Transcriptome in cultured pericytes after treatment with LDL cholesterol

Immortalized human primary brain vascular pericytes (HBPC; clone ci37) were cultured at 33 °C with 5% CO2/ 95% air in pericyte medium (Catalog number: 1201; Sciencell Research Laboratories, Carlsbad, CA, USA) containing 2% (v/v) fetal bovine serum, 1% (w/v) pericyte growth factors, and penicillin-streptomycin. Culture flasks and plates were coated with rat tail collagen type I (Catalog number: A1048301; Thermo Fisher Scientific, Darmstadt, Germany). To investigate the effects of LDL cholesterol, pericytes were cultured in 24-well plate at 2.0 × 105 cells/well. Before experiments, the culture medium was replaced with serum-free pericyte medium and cells were cultured at 37°C for 3 days to facilitate the cell differentiation. Thereafter, pericytes were treated with purified LDL from human plasma (Catalog number: SAE0053; Sigma-Aldrich Chemie GmbH, Munich, Germany) at 0 or 2 mg/ml for 24 hours.

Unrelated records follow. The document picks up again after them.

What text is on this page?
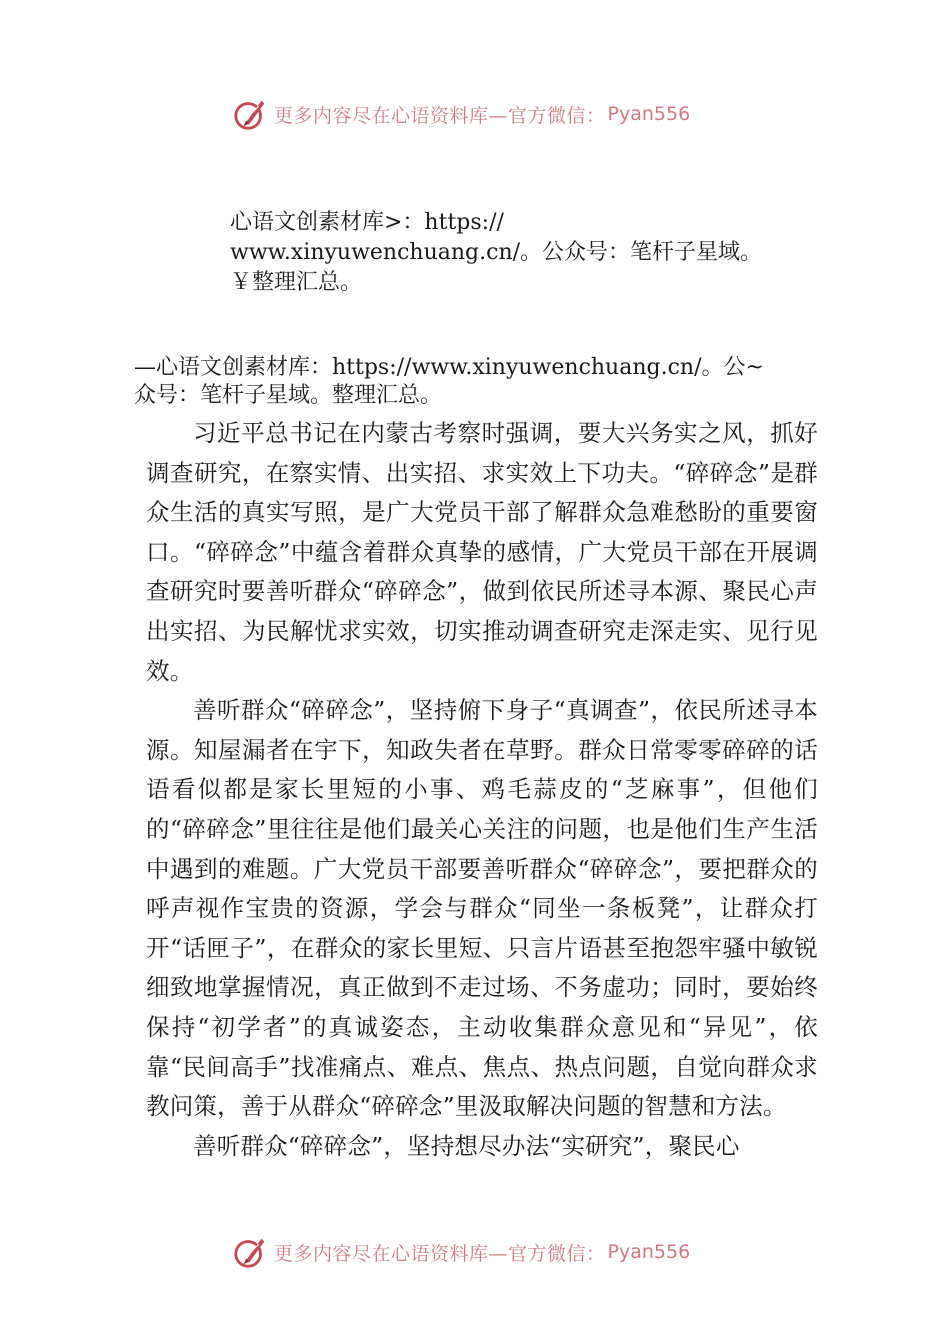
更多内容尽在心语资料库—官方微信： Pyan556
心语文创素材库>：https://
www.xinyuwenchuang.cn/。公众号：笔杆子星域。
￥整理汇总。
—心语文创素材库：https://www.xinyuwenchuang.cn/。公~
众号：笔杆子星域。整理汇总。

习近平总书记在内蒙古考察时强调，要大兴务实之风，抓好调查研究，在察实情、出实招、求实效上下功夫。“碎碎念”是群众生活的真实写照，是广大党员干部了解群众急难愁盼的重要窗口。“碎碎念”中蕴含着群众真挚的感情，广大党员干部在开展调查研究时要善听群众“碎碎念”，做到依民所述寻本源、聚民心声出实招、为民解忧求实效，切实推动调查研究走深走实、见行见效。

善听群众“碎碎念”，坚持俯下身子“真调查”，依民所述寻本源。知屋漏者在宇下，知政失者在草野。群众日常零零碎碎的话语看似都是家长里短的小事、鸡毛蒜皮的“芝麻事”，但他们的“碎碎念”里往往是他们最关心关注的问题，也是他们生产生活中遇到的难题。广大党员干部要善听群众“碎碎念”，要把群众的呼声视作宝贵的资源，学会与群众“同坐一条板凳”，让群众打开“话匣子”，在群众的家长里短、只言片语甚至抱怨牢骚中敏锐细致地掌握情况，真正做到不走过场、不务虚功；同时，要始终保持“初学者”的真诚姿态，主动收集群众意见和“异见”，依靠“民间高手”找准痛点、难点、焦点、热点问题，自觉向群众求教问策，善于从群众“碎碎念”里汲取解决问题的智慧和方法。

善听群众“碎碎念”，坚持想尽办法“实研究”，聚民心

更多内容尽在心语资料库—官方微信： Pyan556
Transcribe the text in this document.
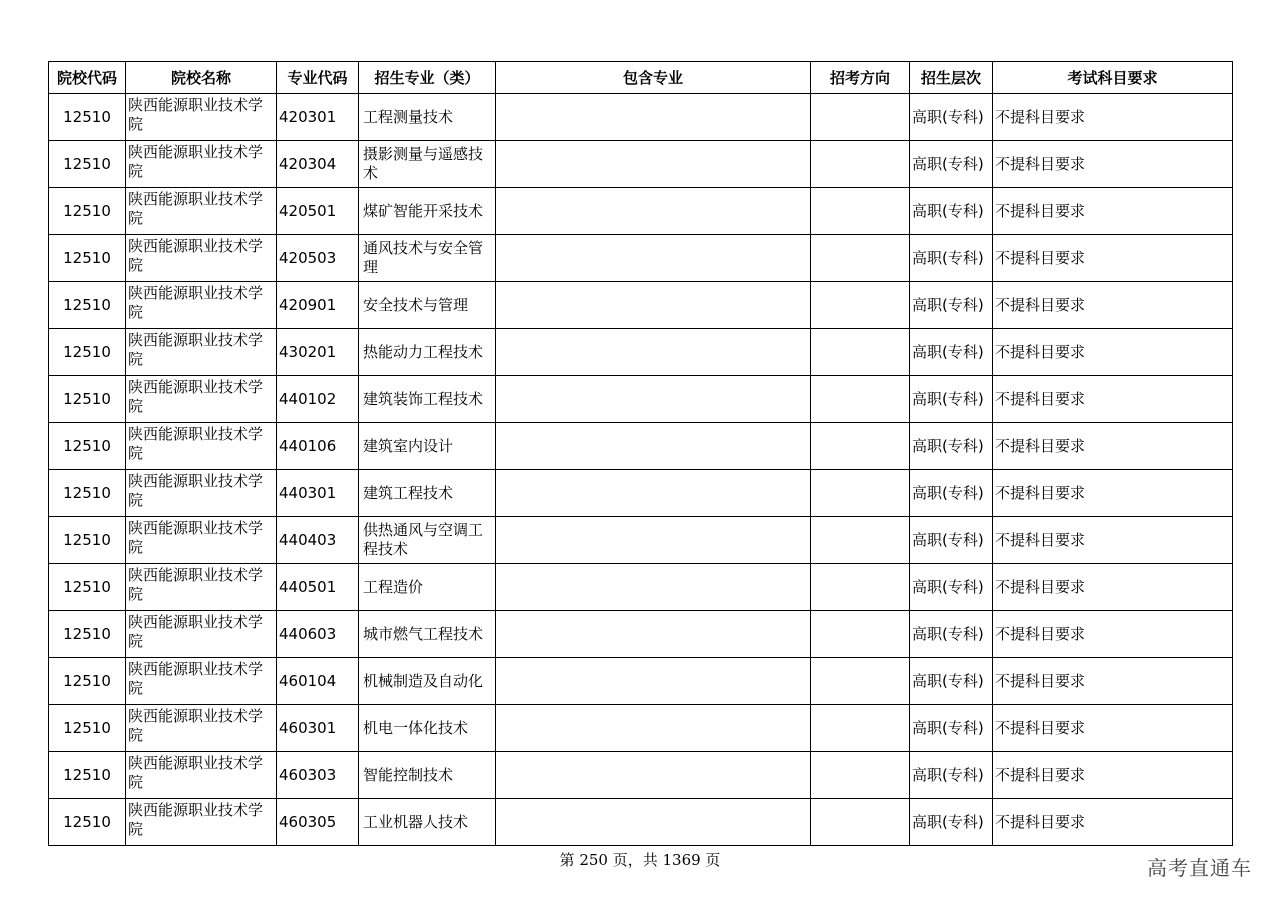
院校代码	院校名称	专业代码	招生专业（类）	包含专业	招考方向	招生层次	考试科目要求
12510	陕西能源职业技术学院	420301	工程测量技术			高职(专科)	不提科目要求
12510	陕西能源职业技术学院	420304	摄影测量与遥感技术			高职(专科)	不提科目要求
12510	陕西能源职业技术学院	420501	煤矿智能开采技术			高职(专科)	不提科目要求
12510	陕西能源职业技术学院	420503	通风技术与安全管理			高职(专科)	不提科目要求
12510	陕西能源职业技术学院	420901	安全技术与管理			高职(专科)	不提科目要求
12510	陕西能源职业技术学院	430201	热能动力工程技术			高职(专科)	不提科目要求
12510	陕西能源职业技术学院	440102	建筑装饰工程技术			高职(专科)	不提科目要求
12510	陕西能源职业技术学院	440106	建筑室内设计			高职(专科)	不提科目要求
12510	陕西能源职业技术学院	440301	建筑工程技术			高职(专科)	不提科目要求
12510	陕西能源职业技术学院	440403	供热通风与空调工程技术			高职(专科)	不提科目要求
12510	陕西能源职业技术学院	440501	工程造价			高职(专科)	不提科目要求
12510	陕西能源职业技术学院	440603	城市燃气工程技术			高职(专科)	不提科目要求
12510	陕西能源职业技术学院	460104	机械制造及自动化			高职(专科)	不提科目要求
12510	陕西能源职业技术学院	460301	机电一体化技术			高职(专科)	不提科目要求
12510	陕西能源职业技术学院	460303	智能控制技术			高职(专科)	不提科目要求
12510	陕西能源职业技术学院	460305	工业机器人技术			高职(专科)	不提科目要求
第 250 页，共 1369 页	高考直通车
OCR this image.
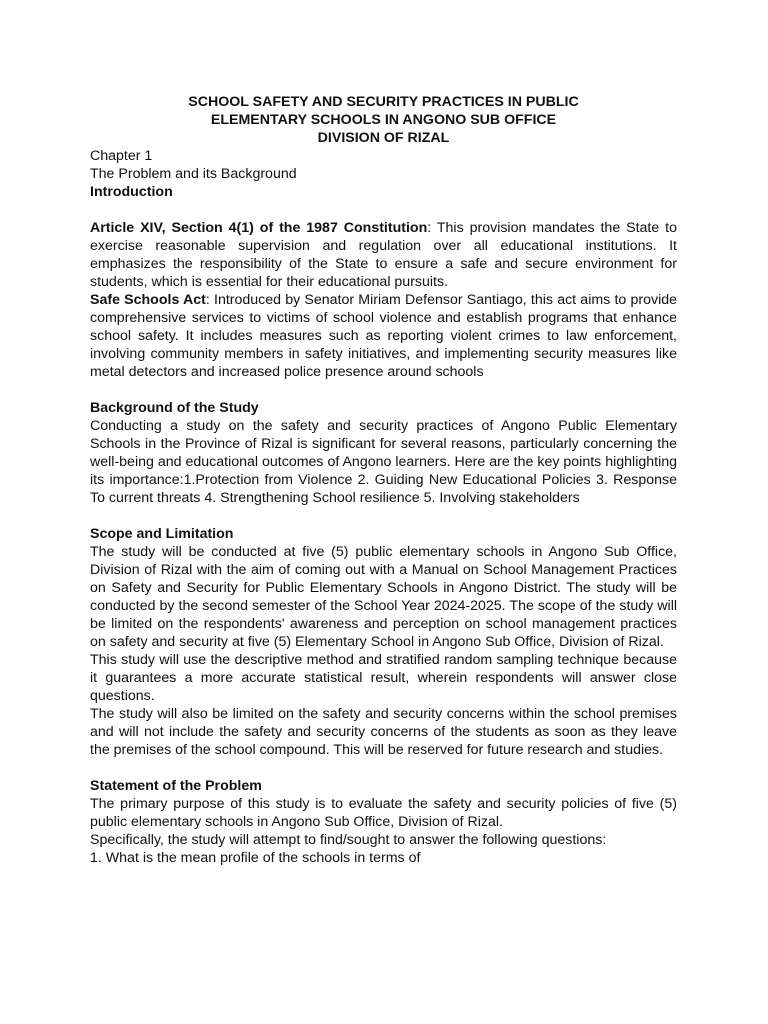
SCHOOL SAFETY AND SECURITY PRACTICES IN PUBLIC
ELEMENTARY SCHOOLS IN ANGONO SUB OFFICE
DIVISION OF RIZAL
Chapter 1
The Problem and its Background
Introduction

Article XIV, Section 4(1) of the 1987 Constitution: This provision mandates the State to exercise reasonable supervision and regulation over all educational institutions. It emphasizes the responsibility of the State to ensure a safe and secure environment for students, which is essential for their educational pursuits.

Safe Schools Act: Introduced by Senator Miriam Defensor Santiago, this act aims to provide comprehensive services to victims of school violence and establish programs that enhance school safety. It includes measures such as reporting violent crimes to law enforcement, involving community members in safety initiatives, and implementing security measures like metal detectors and increased police presence around schools

Background of the Study

Conducting a study on the safety and security practices of Angono Public Elementary Schools in the Province of Rizal is significant for several reasons, particularly concerning the well-being and educational outcomes of Angono learners. Here are the key points highlighting its importance:1.Protection from Violence 2. Guiding New Educational Policies 3. Response To current threats 4. Strengthening School resilience 5. Involving stakeholders

Scope and Limitation

The study will be conducted at five (5) public elementary schools in Angono Sub Office, Division of Rizal with the aim of coming out with a Manual on School Management Practices on Safety and Security for Public Elementary Schools in Angono District. The study will be conducted by the second semester of the School Year 2024-2025. The scope of the study will be limited on the respondents' awareness and perception on school management practices on safety and security at five (5) Elementary School in Angono Sub Office, Division of Rizal.

This study will use the descriptive method and stratified random sampling technique because it guarantees a more accurate statistical result, wherein respondents will answer close questions.

The study will also be limited on the safety and security concerns within the school premises and will not include the safety and security concerns of the students as soon as they leave the premises of the school compound. This will be reserved for future research and studies.

Statement of the Problem

The primary purpose of this study is to evaluate the safety and security policies of five (5) public elementary schools in Angono Sub Office, Division of Rizal.

Specifically, the study will attempt to find/sought to answer the following questions:

1. What is the mean profile of the schools in terms of
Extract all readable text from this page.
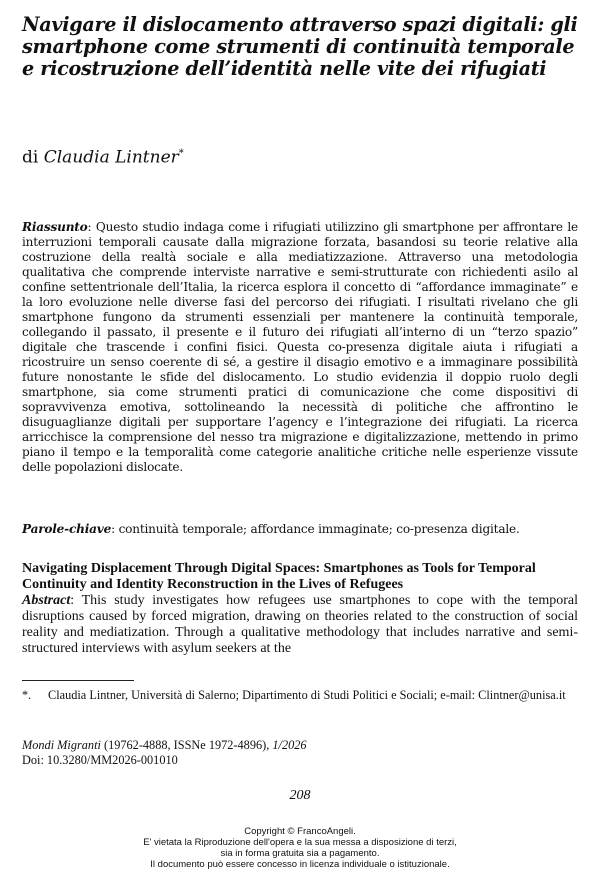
Navigare il dislocamento attraverso spazi digitali: gli smartphone come strumenti di continuità temporale e ricostruzione dell’identità nelle vite dei rifugiati
di Claudia Lintner*

Riassunto: Questo studio indaga come i rifugiati utilizzino gli smartphone per affrontare le interruzioni temporali causate dalla migrazione forzata, basandosi su teorie relative alla costruzione della realtà sociale e alla mediatizzazione. Attraverso una metodologia qualitativa che comprende interviste narrative e semi-strutturate con richiedenti asilo al confine settentrionale dell’Italia, la ricerca esplora il concetto di “affordance immaginate” e la loro evoluzione nelle diverse fasi del percorso dei rifugiati. I risultati rivelano che gli smartphone fungono da strumenti essenziali per mantenere la continuità temporale, collegando il passato, il presente e il futuro dei rifugiati all’interno di un “terzo spazio” digitale che trascende i confini fisici. Questa co-presenza digitale aiuta i rifugiati a ricostruire un senso coerente di sé, a gestire il disagio emotivo e a immaginare possibilità future nonostante le sfide del dislocamento. Lo studio evidenzia il doppio ruolo degli smartphone, sia come strumenti pratici di comunicazione che come dispositivi di sopravvivenza emotiva, sottolineando la necessità di politiche che affrontino le disuguaglianze digitali per supportare l’agency e l’integrazione dei rifugiati. La ricerca arricchisce la comprensione del nesso tra migrazione e digitalizzazione, mettendo in primo piano il tempo e la temporalità come categorie analitiche critiche nelle esperienze vissute delle popolazioni dislocate.

Parole-chiave: continuità temporale; affordance immaginate; co-presenza digitale.

Navigating Displacement Through Digital Spaces: Smartphones as Tools for Temporal Continuity and Identity Reconstruction in the Lives of Refugees

Abstract: This study investigates how refugees use smartphones to cope with the temporal disruptions caused by forced migration, drawing on theories related to the construction of social reality and mediatization. Through a qualitative methodology that includes narrative and semi-structured interviews with asylum seekers at the

*. Claudia Lintner, Università di Salerno; Dipartimento di Studi Politici e Sociali; e-mail: Clintner@unisa.it

Mondi Migranti (19762-4888, ISSNe 1972-4896), 1/2026
Doi: 10.3280/MM2026-001010
208
Copyright © FrancoAngeli.
E' vietata la Riproduzione dell'opera e la sua messa a disposizione di terzi,
sia in forma gratuita sia a pagamento.
Il documento può essere concesso in licenza individuale o istituzionale.
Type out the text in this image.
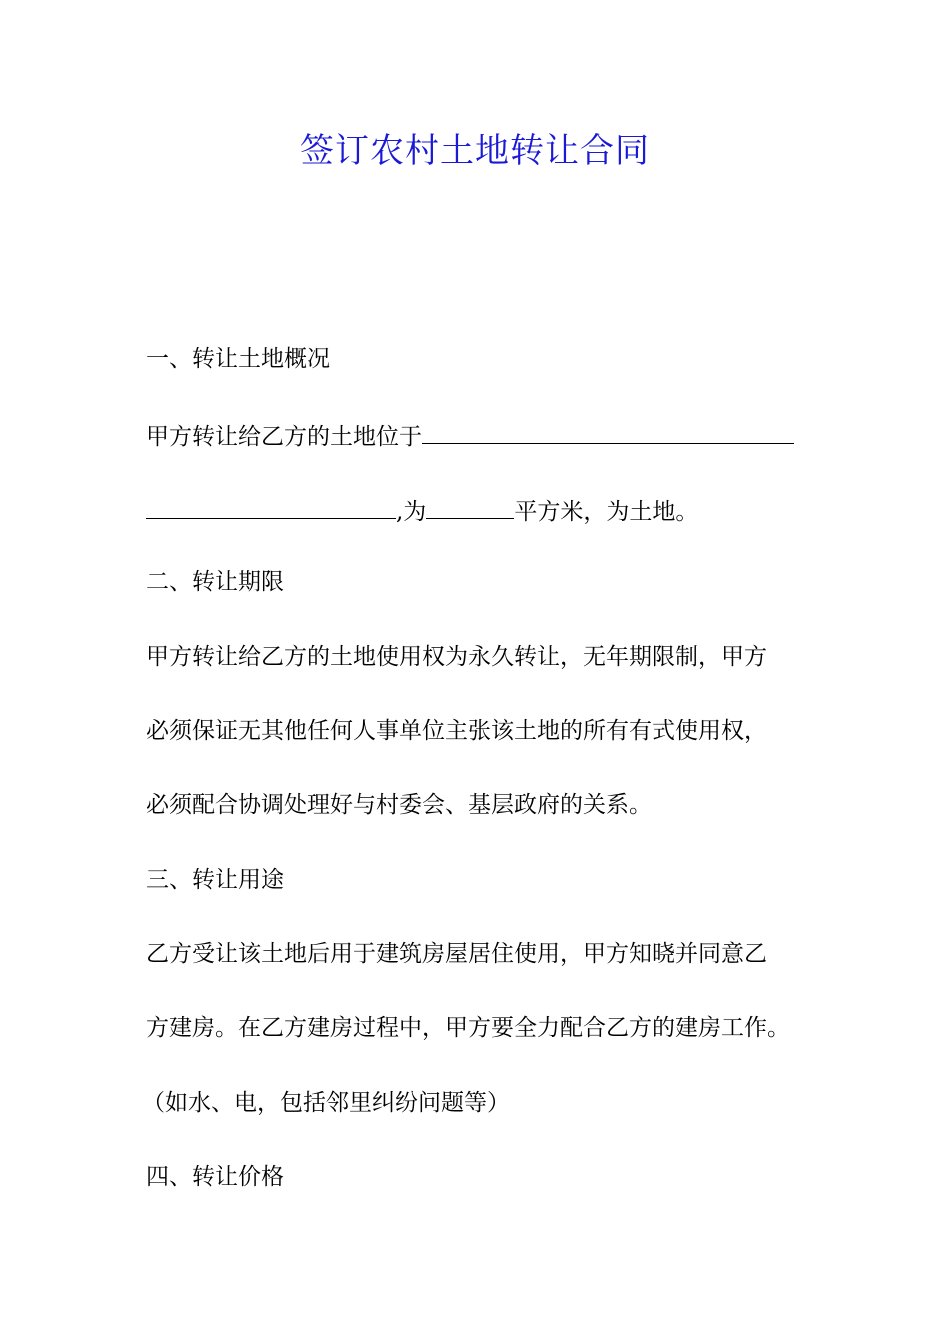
签订农村土地转让合同
一、转让土地概况
甲方转让给乙方的土地位于
,为	平方米，为土地。
二、转让期限
甲方转让给乙方的土地使用权为永久转让，无年期限制，甲方
必须保证无其他任何人事单位主张该土地的所有有式使用权，
必须配合协调处理好与村委会、基层政府的关系。
三、转让用途
乙方受让该土地后用于建筑房屋居住使用，甲方知晓并同意乙
方建房。在乙方建房过程中，甲方要全力配合乙方的建房工作。
（如水、电，包括邻里纠纷问题等）
四、转让价格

After removal of culture medium, the pericytes on the plate were immediately lysed in RTL Plus buffer for RNA isolation using RNeasy Plus Mini Kit (Qiagen, Hilden, Germany). Thereafter, RNAseq libraries were prepared, sequenced and analyzed.The deposited file contains FPKM results for all annotated genes. Samples “Ct” and “LDL” correspond to treatments with LDL at 0 and 2 mg/mL, respectively.